There are many challenges for academic institutions in implementing nuanced methods of digital medical education. Logistical issues related to internet, software and adequate computer or tablet access have been noted in several studies in this review.11,20 Although these factors have become more accessible over time in developed countries, cost and remote support will continue to pose significant barriers. Additionally, advanced virtual reality technology is an expensive endeavour limiting the ability to accommodate student numbers.22 However, solutions such as utilizing readily available laparoscopic procedures to create educational content have been identified to be cost-efficient and a blended, online curriculum has also been noted to reduce staffing resources required.15,17 Additionally, student isolation and disengagement s another limitation to remote learning. The lack of student-teacher interaction has been shown to decrease student motivation.20 Overall, there is still no real substitute for bedside teaching and interpersonal patient interactions.

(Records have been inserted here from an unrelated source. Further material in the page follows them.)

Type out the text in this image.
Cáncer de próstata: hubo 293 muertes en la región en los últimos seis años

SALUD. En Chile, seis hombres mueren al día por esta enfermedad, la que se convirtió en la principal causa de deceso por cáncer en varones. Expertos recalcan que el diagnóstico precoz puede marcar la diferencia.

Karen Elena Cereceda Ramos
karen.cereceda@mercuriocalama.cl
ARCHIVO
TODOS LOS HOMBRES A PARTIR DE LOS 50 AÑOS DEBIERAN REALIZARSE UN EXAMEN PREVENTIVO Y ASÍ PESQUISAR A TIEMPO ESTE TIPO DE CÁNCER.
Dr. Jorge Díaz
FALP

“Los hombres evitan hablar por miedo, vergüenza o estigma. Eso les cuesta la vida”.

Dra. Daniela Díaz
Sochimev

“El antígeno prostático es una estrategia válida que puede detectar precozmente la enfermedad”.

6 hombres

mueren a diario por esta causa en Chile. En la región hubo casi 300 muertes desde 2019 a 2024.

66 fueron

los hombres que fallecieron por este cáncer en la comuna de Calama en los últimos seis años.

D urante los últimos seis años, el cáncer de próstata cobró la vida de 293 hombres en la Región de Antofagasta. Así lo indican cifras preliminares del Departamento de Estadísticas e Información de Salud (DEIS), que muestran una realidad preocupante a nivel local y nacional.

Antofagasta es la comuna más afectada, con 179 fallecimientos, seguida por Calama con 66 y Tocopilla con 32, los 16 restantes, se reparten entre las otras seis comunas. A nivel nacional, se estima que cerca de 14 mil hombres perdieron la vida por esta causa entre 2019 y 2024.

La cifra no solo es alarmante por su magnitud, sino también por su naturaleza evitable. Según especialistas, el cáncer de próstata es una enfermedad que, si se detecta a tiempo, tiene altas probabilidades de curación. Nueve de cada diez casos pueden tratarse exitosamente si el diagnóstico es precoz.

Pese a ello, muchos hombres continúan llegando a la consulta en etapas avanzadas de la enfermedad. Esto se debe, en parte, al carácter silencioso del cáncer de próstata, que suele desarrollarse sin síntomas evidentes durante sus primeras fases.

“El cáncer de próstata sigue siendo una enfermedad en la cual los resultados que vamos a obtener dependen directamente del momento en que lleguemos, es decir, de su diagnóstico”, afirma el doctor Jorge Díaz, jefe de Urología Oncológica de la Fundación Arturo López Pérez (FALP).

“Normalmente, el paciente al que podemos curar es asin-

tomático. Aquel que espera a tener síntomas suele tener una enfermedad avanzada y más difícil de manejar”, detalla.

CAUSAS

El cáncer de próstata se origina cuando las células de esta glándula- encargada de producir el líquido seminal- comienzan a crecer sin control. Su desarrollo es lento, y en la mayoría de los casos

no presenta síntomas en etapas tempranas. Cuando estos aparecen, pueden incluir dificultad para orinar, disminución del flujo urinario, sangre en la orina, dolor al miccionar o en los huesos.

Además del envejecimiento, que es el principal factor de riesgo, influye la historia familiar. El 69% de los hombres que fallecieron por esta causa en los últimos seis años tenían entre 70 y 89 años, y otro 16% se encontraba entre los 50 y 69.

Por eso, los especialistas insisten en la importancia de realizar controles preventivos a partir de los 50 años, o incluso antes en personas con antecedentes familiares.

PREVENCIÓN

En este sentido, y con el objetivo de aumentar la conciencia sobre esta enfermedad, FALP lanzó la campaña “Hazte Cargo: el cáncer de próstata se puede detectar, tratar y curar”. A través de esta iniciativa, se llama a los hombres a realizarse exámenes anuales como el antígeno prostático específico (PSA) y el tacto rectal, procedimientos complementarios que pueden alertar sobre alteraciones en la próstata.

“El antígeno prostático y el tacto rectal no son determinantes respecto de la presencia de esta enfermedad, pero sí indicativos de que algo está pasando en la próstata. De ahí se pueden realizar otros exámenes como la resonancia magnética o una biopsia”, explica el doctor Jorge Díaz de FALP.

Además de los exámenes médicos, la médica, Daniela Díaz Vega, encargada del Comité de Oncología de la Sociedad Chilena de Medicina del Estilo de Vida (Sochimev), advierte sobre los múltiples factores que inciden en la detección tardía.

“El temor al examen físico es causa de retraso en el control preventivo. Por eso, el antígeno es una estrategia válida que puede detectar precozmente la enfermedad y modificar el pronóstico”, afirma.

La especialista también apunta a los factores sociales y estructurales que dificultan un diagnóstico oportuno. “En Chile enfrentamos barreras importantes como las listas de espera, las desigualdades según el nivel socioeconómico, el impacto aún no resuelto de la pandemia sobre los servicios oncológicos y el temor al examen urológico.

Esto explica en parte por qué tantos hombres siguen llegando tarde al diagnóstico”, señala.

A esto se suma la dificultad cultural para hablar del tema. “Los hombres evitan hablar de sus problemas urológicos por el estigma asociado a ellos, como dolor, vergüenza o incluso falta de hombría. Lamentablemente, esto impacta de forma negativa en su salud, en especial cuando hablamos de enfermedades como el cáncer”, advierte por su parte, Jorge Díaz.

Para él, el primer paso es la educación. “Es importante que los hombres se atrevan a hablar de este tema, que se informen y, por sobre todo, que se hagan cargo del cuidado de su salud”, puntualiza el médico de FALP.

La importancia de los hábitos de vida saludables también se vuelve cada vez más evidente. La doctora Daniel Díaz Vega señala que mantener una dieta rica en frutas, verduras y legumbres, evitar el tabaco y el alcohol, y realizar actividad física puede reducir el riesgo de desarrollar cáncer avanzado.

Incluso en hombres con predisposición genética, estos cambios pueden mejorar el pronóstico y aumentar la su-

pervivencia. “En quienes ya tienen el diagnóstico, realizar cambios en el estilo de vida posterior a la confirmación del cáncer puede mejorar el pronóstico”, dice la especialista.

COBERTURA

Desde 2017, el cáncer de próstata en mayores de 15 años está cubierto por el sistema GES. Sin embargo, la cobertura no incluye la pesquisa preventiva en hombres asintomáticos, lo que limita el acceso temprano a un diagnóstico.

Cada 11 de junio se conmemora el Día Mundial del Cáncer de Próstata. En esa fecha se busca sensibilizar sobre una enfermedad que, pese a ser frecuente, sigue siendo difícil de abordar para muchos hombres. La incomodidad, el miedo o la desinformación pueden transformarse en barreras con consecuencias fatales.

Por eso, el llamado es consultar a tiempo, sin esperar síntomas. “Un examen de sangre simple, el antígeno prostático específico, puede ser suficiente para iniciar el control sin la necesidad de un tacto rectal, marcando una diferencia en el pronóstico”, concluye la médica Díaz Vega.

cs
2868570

There are several limitations to this review. Firstly, this study only included studies that were deemed relevant to medical students undergoing clinical rotations in general surgery. Studies performed within other surgical specialties were not included. This could motivate other researchers to conduct reviews within these specialties to further expand on surgical education pedagogies in the context of the current COVID-19 pandemic. Additionally, given this is a narrative review, the findings of this study are not generalizable, due to study heterogeneity in the methodological design of each included study.
In conclusion, the evolution of medical education is moving towards a more technological enriched environment with the COVID-19 pandemic accelerating this movement to accommodate the disruption of traditional didactic and bedside teaching. This review provides a source by which educators may draw ideas as they continue to transition between remote and traditional methods of general surgical education. It also highlights the numerous tools and methods available to improve the delivery of medical education whilst facilitating supportive and engaging spaces for students to learn from within their own homes. These teaching modalities will continue to be refined, developed and integrated into traditional medical curricula and their evolution over time will improve the ways in which we engage medical students in virtual settings.